Kolumne

Digital Health Management

Solange CD's mit dem Taxi gefahren werden...

Solange Untersuchungsergebnisse in deutschen Kliniken und Praxen auf CD-ROM gebrannt werden, könne von Digital Health keine Rede sein, beklagt Professor David Matusiewicz.

19.06.2023

Es ist nicht unüblich, dass Patienten in eine Klinik kommen, die beispielsweise eine Gefäßuntersuchung vornimmt, und am Ende soll eine Bypass-Operation gemacht werden – allerdings in einer anderen Klinik, die darauf spezialisiert ist. Eines passiert dann ganz leise und selbstverständlich: Die Daten der bisherigen Untersuchung werden auf eine CD-ROM „gebrannt“, die – wenn es schnell gehen muss – mit einem Taxi in die operierende Klinik gefahren wird. Auf dem Beifahrersitz oder im Kofferraum.

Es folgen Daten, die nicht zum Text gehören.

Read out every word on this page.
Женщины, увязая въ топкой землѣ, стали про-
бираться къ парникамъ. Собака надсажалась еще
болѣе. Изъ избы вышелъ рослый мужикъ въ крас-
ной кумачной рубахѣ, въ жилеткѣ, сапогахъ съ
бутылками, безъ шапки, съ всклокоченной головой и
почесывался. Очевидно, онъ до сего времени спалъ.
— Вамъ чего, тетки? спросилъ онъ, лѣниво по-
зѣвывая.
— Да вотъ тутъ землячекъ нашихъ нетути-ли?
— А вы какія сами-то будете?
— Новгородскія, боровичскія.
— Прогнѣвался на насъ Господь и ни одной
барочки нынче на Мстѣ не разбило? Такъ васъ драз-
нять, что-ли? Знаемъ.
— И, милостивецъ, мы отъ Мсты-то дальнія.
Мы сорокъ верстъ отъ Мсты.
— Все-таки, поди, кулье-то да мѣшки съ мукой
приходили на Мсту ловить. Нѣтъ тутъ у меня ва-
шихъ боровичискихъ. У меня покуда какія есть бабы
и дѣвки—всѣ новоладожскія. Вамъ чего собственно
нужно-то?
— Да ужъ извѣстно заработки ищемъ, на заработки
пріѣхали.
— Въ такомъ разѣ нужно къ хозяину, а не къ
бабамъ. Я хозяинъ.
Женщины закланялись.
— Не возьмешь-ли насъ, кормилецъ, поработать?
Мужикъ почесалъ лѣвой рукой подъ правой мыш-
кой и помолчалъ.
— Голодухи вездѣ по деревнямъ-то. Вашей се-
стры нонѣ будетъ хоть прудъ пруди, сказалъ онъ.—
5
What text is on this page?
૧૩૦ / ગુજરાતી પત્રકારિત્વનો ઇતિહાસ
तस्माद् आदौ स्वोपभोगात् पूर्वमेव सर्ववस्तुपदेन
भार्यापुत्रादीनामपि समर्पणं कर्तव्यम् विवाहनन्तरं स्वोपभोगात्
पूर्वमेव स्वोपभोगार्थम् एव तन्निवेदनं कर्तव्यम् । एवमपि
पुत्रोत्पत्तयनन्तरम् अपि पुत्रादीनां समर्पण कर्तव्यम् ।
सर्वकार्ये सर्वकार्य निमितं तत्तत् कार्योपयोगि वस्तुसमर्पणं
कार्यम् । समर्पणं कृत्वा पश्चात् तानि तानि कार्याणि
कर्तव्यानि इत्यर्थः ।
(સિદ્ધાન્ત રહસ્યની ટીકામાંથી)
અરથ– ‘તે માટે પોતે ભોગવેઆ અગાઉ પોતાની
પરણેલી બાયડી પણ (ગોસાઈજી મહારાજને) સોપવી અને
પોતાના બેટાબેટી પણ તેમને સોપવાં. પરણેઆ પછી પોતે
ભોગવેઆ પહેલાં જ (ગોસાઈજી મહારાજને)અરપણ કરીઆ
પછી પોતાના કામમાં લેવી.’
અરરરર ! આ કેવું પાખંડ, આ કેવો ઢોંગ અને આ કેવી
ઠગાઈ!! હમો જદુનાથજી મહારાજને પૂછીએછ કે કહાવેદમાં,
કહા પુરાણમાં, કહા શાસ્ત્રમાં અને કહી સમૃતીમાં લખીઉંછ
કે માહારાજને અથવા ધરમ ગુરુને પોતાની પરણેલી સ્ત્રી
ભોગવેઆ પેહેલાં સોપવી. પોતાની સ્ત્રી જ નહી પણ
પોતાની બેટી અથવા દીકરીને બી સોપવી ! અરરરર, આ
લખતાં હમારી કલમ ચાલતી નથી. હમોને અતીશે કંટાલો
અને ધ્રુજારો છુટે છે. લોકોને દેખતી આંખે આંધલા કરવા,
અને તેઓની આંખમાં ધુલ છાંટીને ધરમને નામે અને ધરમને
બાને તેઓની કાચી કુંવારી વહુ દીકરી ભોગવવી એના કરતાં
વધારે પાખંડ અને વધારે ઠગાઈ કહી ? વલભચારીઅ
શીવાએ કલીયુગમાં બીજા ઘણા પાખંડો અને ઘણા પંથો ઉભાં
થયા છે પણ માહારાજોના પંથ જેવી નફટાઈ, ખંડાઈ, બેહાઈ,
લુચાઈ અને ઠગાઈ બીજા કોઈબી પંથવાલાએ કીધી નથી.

Illustration Kolumne David Matusiewicz

Es gibt nicht wenige dieser Kurierfahrer, die eine CD-Box auf dem Beifahrersitz haben, die man aus den 1990er-Jahren kennt. Eben weil es keine Seltenheit ist, dass diese Datenträger manchmal über lange Strecken hinweg quer durch Deutschland transportiert werden.

In anderen Fällen nehmen die Patienten die CD-ROM mit ihren Daten mit nach Hause und wollen sie mit einem anderen Arzt teilen oder laden alles in eine Cloud hoch, wobei die Gegenseite oftmals daran verzweifelt, weil die Daten verschlüsselt sind beziehungsweise besondere Software benötigt wird, um diese einzusehen. Die Bedürfnisse der Patienten werden zum Schutz der Patientendaten völlig missachtet, und ihre Gesundheit wird so gefährdet.

Im Alltag ist noch vieles analog

Fest steht: Solange CD-Roms mit einem Taxi von Klinik A zu Klinik B gefahren werden, kann keine Rede von innovativer Medizin in Deutschland sein.

David Matusiewicz ist Professor für Medizinmanagement an der FOM Hochschule. Seit 2015 verantwortet er dort als Dekan den Hochschulbereich Gesundheit & Soziales und ist einer der renommiertesten Experten für Digital Health in Deutschland

Das ist eines von vielen Beispielen, anhand derer man kopfschüttelnd über den Stand der digitalen Dokumentenverarbeitung sinnieren könnte. Ist es woanders viel besser?

Wie oft kommt es noch in unserem beruflichen Alltag vor, dass wir Papier ausfüllen oder unterschreiben müssen. Ich persönlich habe vor rund zehn Jahren meinen Drucker ab-, allerdings im vergangenen Jahr doch wieder angeschafft. Ich bin eingeknickt, weil ich immer wieder vor Herausforderungen stand, die am Ende umständlich waren, so ganz ohne Drucker. Ich habe jetzt einen mobilen mit Akku; so kann ich im Notfall direkt vor der Behörde auf dem Parkplatz im Auto drucken.

Wunsch versus Wirklichkeit

Wir erinnern uns noch an die Bilder von Bundeswehrsoldaten im Gesundheitsamt während der Pandemie, die bei der Nachverfolgung der Kontakte halfen, und an die Briefe, die lange nach der Quarantäne ankamen, um über eben diese Quarantäne zu informieren. Wir erinnern uns an die Kontaktlisten vor Restaurants, wo man sehen konnte, wer mit wem dort war.

Wenn wir heute über Künstliche Intelligenz, ChatGPT und die schöne neue Welt sprechen, sollten wir nicht vergessen, dass wir eine ganz lange Brücke haben zwischen der noch nicht vorhandenen digitalen Dokumentenverwaltung und der Angst davor, dass bei der Migration beziehungsweise der Zusammenführung der Dokumente Daten verschwinden könnten. Gleichzeitig flippen Marketing-Menschen aufgrund der neuen digitalen Möglichkeiten völlig aus.